One of the most effective strategies I've used to scale early-career finance hiring is embedding finance career tracks into existing university real estate and business programs. While launching Soba New Jersey, I needed analysts and associates who understood both finance and regulatory nuances. Rather than fishing in the broad job market, I collaborated with university departments in New Jersey and New York to offer guest lectures and create capstone project pipelines. These became fertile recruiting grounds. Students got direct exposure to feasibility models, capital stack analysis, and regulatory hurdles in real estate healthcare builds. In return, we identified talent we could mold early. I'd recommend any firm doing high-volume finance hiring to go beyond job boards and engage directly with faculty and curricula. Offering project-based internships that mirror real deliverables helps students transition seamlessly into full-time roles while giving employers a preview of their capabilities.
Authentic campus partnerships have been the cornerstone of my approach to hiring early career talent for finance roles. I found that the most genuine connections happened not at formal job fairs, but in relaxed university settings, often after a guest lecture or during a student organization event. There was something about those less structured moments that encouraged real conversation instead of rehearsed answers. I recall sitting across from a student who admitted her uncertainty about choosing finance. Our conversation wandered from her academic interests to her motivations outside of class, and that thread of openness stuck with her. Months later, she joined the growing cohort in our firm, bringing along friends who had heard about our approachable recruitment process. Making the effort to be present and approachable, rather than simply transactional, created a ripple effect. Word traveled through student networks, and applications piled in from candidates who felt informed and welcomed. Building relationships first transformed our talent pipeline, turning the process into something far more meaningful than just filling seats.

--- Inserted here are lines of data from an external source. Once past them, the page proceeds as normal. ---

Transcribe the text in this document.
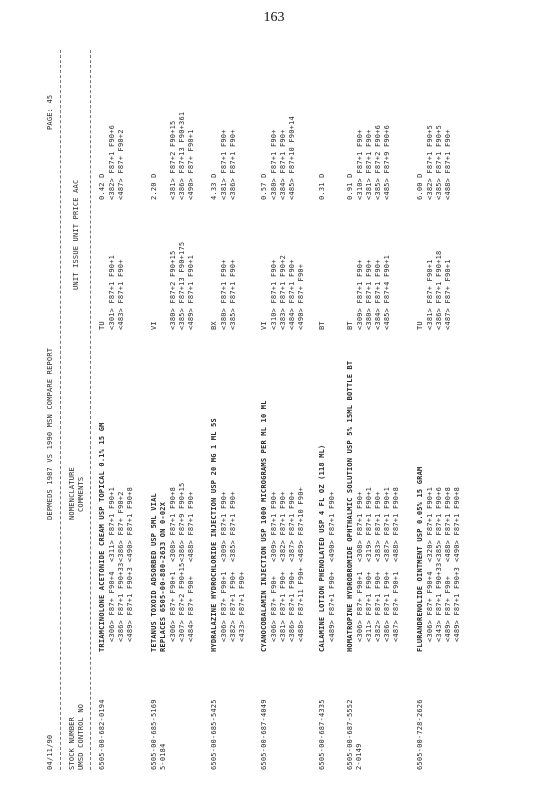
163
04/11/90
DEPMEDS 1987 VS 1990 MSN COMPARE REPORT
PAGE: 45
STOCK NUMBER UMSD CONTROL NO
NOMENCLATURE COMMENTS
UNIT ISSUE UNIT PRICE AAC
6505-00-682-0194
TRIAMCINOLONE ACETONIDE CREAM USP TOPICAL 0.1% 15 GM
TU
0.42 D
<306> F87+ F90+4
<386> F87+1 F90+33
<489> F87+1 F90+3
<311> F87+1 F90+1
<386> F87+ F90+2
<490> F87+1 F90+8
<301> F87+1 F90+1
<483> F87+1 F90+
<382> F87+1 F90+6
<487> F87+ F90+2
6505-00-685-5169
5-0184
TETANUS TOXOID ADSORBED USP 5ML VIAL
REPLACES 6505-00-880-2633 ON 0-02X
VI
2.20 D
<306> F87+ F90+1
<307> F87+2 F90+15
<484> F87+ F90+
<308> F87+1 F90+8
<386> F87+9 F90+15
<488> F87+1 F90+
<380> F87+2 F90+15
<385> F87+13 F90+175
<489> F87+1 F90+1
<381> F87+2 F90+15
<386> F87+13 F90+361
<490> F87+ F90+1
6505-00-685-5425
HYDRALAZINE HYDROCHLORIDE INJECTION USP 20 MG 1 ML 5S
BX
4.33 D
<306> F87+ F90+1
<382> F87+1 F90+
<433> F87+1 F90+
<309> F87+1 F90+
<385> F87+1 F90+
<380> F87+1 F90+
<385> F87+1 F90+
<381> F87+1 F90+
<386> F87+1 F90+
6505-00-687-4049
CYANOCOBALAMIN INJECTION USP 1000 MICROGRAMS PER ML 10 ML
VI
0.57 D
<306> F87+ F90+
<381> F87+1 F90+
<386> F87+1 F90+
<488> F87+11 F90+
<309> F87+1 F90+
<382> F87+1 F90+
<387> F87+1 F90+
<489> F87+10 F90+
<310> F87+1 F90+
<383> F87+1 F90+2
<484> F87+1 F90+
<490> F87+ F90+
<380> F87+1 F90+
<384> F87+1 F90+
<485> F87+10 F90+14
6505-00-687-4335
CALAMINE LOTION PHENOLATED USP 4 FL OZ (118 ML)
BT
0.31 D
<489> F87+1 F90+
<490> F87+1 F90+
6505-00-687-5552
2-0149
HOMATROPINE HYDROBROMIDE OPHTHALMIC SOLUTION USP 5% 15ML BOTTLE BT
BT
0.91 D
<306> F87+ F90+1
<311> F87+1 F90+
<382> F87+1 F90+
<386> F87+1 F90+
<487> F87+ F90+1
<308> F87+1 F90+
<319> F87+1 F90+1
<383> F87+1 F90+
<387> F87+1 F90+1
<488> F87+1 F90+8
<309> F87+1 F90+
<380> F87+1 F90+
<384> F87+1 F90+
<485> F87+4 F90+1
<310> F87+1 F90+
<381> F87+1 F90+
<385> F87+2 F90+6
<485> F87+9 F90+6
6505-00-728-2626
FLURANDRENOLIDE OINTMENT USP 0.05% 15 GRAM
TU
6.00 D
<306> F87+ F90+4
<343> F87+1 F90+33
<489> F87+ F90+
<489> F87+1 F90+3
<320> F87+1 F90+1
<385> F87+1 F90+6
<488> F87+1 F90+8
<490> F87+1 F90+8
<381> F87+ F90+1
<386> F87+1 F90+18
<487> F87+ F90+1
<382> F87+1 F90+5
<385> F87+1 F90+5
<488> F87+1 F90+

One effective strategy is to create a rotational program tailored for early-career finance hires. Instead of hiring straight into a single role, candidates rotate across key departments like FP\&A, audit, and investment analysis over 12-18 months. This approach attracts top talent who want broad exposure and signals that you're investing in their long-term growth. It also helps employers assess where individuals thrive before placing them permanently. We've seen clients increase retention this way—new hires feel like they're building a career, not just landing a job, which is critical in competitive finance markets.